Sex and the City’s Cynthia Nixon responds after backlash to ‘cringe’ Miranda scenes in reboot

Sex and the City star Cynthia Nixon at HBO Max's "And Just Like That" New York Premiere

Sex and the City star Cynthia Nixon has responded to the backlash over her character Miranda in reboot series And Just Like That…

Viewers weren’t particularly happy to see that outspoken corporate lawyer has transformed into a bumbling middle-aged white woman who struggles with racial interactions.

Scenes that fans found particularly painful included ones where Miranda made unfortunate comments about her Black professor’s changing hairstyles and played the “white saviour” when the professor had a run-in with security staff.

These scenes, both in premiere episodes of HBO Max’s And Just Like That… left many Sex and the City fans concerned about where things were going to go for Miranda, who in the new series is pursuing a master’s degree in human rights so she can become “an advocate for women who need one”.

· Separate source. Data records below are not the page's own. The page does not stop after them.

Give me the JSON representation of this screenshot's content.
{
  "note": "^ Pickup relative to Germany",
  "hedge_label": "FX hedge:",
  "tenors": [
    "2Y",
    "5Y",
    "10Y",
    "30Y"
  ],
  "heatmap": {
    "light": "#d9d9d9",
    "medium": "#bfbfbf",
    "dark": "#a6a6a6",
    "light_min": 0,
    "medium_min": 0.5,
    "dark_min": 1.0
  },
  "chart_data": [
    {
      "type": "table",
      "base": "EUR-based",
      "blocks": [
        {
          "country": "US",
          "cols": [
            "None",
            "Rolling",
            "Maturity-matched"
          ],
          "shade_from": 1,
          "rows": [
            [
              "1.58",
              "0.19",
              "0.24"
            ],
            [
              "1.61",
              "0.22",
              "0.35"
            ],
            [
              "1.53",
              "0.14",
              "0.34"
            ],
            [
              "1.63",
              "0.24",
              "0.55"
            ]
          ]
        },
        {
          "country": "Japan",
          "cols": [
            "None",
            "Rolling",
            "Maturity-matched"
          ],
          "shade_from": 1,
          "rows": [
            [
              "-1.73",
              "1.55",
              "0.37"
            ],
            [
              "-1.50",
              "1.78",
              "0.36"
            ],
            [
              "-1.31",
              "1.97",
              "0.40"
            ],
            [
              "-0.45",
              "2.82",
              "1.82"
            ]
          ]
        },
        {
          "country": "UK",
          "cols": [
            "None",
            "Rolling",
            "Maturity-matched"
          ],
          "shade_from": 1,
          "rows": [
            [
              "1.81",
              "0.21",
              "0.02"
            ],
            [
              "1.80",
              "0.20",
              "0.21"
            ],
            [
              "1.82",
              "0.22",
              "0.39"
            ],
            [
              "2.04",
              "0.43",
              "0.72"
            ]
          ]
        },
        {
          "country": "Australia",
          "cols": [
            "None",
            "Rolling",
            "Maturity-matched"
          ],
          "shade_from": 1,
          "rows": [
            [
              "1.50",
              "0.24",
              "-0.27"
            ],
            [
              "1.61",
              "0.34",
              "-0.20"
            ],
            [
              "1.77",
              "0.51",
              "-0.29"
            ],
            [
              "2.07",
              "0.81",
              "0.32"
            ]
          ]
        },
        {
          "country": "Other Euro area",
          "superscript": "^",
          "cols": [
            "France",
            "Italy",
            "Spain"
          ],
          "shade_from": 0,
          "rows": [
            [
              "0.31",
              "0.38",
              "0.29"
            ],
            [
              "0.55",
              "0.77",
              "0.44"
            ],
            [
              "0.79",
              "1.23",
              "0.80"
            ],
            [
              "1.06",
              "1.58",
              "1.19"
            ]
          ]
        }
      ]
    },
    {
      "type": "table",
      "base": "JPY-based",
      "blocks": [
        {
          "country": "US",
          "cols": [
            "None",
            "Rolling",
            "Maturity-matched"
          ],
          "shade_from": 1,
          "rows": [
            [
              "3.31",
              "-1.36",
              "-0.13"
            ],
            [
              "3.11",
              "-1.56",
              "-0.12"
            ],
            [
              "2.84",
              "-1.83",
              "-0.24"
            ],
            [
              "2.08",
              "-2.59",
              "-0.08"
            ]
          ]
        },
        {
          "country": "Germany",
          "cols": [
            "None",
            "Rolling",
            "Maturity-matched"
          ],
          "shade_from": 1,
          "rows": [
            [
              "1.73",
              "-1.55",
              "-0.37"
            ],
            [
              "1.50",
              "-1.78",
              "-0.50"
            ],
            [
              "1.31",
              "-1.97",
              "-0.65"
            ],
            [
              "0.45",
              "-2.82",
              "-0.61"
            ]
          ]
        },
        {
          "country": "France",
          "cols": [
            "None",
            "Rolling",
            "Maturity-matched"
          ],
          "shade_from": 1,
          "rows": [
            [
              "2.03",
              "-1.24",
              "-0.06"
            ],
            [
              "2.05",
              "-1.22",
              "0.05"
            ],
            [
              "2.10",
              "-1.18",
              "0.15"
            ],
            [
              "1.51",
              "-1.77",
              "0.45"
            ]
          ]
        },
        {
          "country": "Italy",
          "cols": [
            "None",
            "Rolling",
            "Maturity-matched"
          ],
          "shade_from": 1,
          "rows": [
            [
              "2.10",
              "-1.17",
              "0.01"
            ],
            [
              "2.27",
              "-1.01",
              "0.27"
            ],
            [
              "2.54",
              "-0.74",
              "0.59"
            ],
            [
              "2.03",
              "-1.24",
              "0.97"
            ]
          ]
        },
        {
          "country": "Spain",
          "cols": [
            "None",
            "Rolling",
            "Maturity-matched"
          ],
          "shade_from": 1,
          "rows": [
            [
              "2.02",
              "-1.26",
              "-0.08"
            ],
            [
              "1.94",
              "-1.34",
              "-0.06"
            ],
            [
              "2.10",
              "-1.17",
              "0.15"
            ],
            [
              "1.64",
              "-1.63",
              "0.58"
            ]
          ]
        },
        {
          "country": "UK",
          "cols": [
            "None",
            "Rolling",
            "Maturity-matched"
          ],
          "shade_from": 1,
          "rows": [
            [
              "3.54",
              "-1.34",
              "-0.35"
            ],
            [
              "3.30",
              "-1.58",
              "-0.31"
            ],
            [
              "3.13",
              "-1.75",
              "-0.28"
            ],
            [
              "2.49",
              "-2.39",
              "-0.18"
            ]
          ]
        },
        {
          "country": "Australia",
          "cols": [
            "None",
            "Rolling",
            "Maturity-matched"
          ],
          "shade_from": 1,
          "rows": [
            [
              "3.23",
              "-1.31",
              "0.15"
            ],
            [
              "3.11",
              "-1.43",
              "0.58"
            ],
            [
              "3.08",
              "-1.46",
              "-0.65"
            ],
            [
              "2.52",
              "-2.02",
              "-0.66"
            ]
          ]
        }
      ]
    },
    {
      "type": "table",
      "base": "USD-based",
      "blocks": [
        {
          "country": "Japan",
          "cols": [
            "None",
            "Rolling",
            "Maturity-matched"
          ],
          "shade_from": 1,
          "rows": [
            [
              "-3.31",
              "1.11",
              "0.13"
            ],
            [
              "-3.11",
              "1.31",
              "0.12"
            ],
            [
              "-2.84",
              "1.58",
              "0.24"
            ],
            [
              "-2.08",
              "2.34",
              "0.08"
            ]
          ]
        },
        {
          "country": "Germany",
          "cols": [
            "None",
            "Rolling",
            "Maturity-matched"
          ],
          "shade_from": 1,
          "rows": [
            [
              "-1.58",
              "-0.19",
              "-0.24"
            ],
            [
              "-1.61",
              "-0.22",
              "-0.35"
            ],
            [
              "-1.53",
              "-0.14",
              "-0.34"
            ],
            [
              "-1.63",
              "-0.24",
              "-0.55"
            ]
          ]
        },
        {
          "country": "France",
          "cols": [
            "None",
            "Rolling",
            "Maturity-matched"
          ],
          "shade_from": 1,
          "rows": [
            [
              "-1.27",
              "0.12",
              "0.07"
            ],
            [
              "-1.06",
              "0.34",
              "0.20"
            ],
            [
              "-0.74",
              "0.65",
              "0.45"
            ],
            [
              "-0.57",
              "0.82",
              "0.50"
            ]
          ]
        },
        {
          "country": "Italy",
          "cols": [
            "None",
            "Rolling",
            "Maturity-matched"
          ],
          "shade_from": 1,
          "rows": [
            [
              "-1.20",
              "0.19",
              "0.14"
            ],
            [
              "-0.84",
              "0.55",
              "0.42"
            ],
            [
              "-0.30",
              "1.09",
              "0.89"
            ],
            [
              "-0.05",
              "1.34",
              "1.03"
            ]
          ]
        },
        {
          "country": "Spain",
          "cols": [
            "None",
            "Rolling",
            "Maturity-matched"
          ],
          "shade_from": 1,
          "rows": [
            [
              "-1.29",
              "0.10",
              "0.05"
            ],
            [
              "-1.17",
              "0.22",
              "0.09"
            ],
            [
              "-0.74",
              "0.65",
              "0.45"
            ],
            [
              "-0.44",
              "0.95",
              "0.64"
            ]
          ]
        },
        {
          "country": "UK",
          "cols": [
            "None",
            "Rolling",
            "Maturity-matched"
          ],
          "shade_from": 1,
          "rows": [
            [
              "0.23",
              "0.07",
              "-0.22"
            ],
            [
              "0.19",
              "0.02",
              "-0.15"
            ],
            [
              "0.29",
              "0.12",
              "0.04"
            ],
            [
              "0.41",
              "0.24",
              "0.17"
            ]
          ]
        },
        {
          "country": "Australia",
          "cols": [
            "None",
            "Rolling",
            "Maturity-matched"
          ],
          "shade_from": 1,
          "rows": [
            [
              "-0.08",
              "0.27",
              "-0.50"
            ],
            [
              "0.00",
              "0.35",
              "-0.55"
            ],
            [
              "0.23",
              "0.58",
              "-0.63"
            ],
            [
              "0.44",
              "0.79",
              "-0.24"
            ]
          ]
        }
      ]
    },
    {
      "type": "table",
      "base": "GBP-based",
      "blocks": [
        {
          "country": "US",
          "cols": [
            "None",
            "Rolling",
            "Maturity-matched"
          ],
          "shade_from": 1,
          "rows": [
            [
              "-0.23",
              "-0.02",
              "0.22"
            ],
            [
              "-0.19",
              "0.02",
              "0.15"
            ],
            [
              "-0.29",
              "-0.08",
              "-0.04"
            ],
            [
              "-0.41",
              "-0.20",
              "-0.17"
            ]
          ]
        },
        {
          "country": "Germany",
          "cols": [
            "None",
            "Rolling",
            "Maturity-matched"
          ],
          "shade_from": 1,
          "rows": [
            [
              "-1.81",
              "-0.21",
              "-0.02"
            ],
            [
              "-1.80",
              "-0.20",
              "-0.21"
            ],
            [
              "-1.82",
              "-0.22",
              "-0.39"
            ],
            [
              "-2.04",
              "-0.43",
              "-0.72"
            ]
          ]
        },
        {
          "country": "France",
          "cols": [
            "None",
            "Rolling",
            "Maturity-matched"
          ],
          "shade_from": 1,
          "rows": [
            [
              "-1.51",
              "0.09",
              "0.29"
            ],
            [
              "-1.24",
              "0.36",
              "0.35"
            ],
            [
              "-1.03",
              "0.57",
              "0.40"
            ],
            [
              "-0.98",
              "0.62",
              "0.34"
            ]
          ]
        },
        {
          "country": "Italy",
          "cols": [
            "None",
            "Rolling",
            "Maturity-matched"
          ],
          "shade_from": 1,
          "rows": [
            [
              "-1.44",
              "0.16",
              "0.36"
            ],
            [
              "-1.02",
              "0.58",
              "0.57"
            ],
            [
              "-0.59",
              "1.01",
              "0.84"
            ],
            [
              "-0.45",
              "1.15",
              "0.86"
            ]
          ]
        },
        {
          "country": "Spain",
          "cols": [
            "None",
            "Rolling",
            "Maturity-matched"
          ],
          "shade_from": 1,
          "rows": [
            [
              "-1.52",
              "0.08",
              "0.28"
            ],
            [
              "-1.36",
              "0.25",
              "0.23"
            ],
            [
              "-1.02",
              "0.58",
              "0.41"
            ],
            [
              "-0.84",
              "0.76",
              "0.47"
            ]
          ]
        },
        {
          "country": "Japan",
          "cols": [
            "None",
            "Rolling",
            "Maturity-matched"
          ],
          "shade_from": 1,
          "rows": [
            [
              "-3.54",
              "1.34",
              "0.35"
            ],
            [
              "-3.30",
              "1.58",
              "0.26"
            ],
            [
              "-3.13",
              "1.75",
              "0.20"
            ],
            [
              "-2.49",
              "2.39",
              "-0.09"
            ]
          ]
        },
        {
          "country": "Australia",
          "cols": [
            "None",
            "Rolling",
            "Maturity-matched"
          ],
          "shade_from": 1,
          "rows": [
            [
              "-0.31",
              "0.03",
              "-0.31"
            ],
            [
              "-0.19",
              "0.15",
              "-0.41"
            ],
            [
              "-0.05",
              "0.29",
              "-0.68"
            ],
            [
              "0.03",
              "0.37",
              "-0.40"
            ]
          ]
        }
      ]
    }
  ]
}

Many can agree that Miranda was previously the most relatable character in the original series, and the fact she is played by a proud queer woman who is a progressive activist only made the changes to her character all the more surprising.

Speaking to Elle magazine, Cynthia Nixon admitted she had initially been nervous to sign on for the reboot.

“I was nervous about the whole thing,” she said. “I was very reluctant at first. I said I probably wasn’t going to sign back on because I felt like there would have to be a sea change to happen to make this show – the show we would want it to be in 2021 and beyond.”

Nixon added: “As wonderful as [SATC] is, to do that show right now would be incredibly tone-deaf. So I was really worried that the transformation wouldn’t be big enough, and my fears are very allayed.”

The Miranda actor explained that she felt it was important for And Just Like That... to try and right some of the wrongs from the original series as she added: “It’s part of the reason we wanted to do the show – to go back and [undo] the things that we really got wrong.

“We had gay characters [in SATC], but a lot of the LGBT stuff in it was purely for comedic effect – and now rings harsh on the ear, I have to say.”

Kristin Davis, Sarah Jessica Parker and Cynthia Nixon filming And Just Like That...

Kristin Davis, Sarah Jessica Parker and Cynthia Nixon filming And Just Like That… (Getty)

Nixon insisted that the script is “so delicious” despite the awkward scenes.

“We know all of the original characters have their hearts in the right place, and that they’re trying to do their best, but they’re very often slipping on a banana peel and falling down. And that’s the nature of comedy, right?”

In a further chat with press, the actress insisted that Miranda’s cringe comments shouldn’t have been a surprise because “Miranda is always sticking her foot in her mouth – getting angry and mouthing off.”

She explained: “This wasn’t a case of her mouthing off, but it was a case of her speaking before she thought or not having the right words.”

And Just Like That… was met with mixed reviews following its premiere, with some labelling its attempts to introduce issues of race as ham-fisted and tone-deaf, while others lamented over the fact the fun nature of the series seemed to be missing.

The reboot also explained the absence of Kim Cattrall’s character Samantha Jones, leaving the door open for the actress to make a return in the future.

And Just Like That… airs on Thursdays at 9pm on the Sky Comedy channel.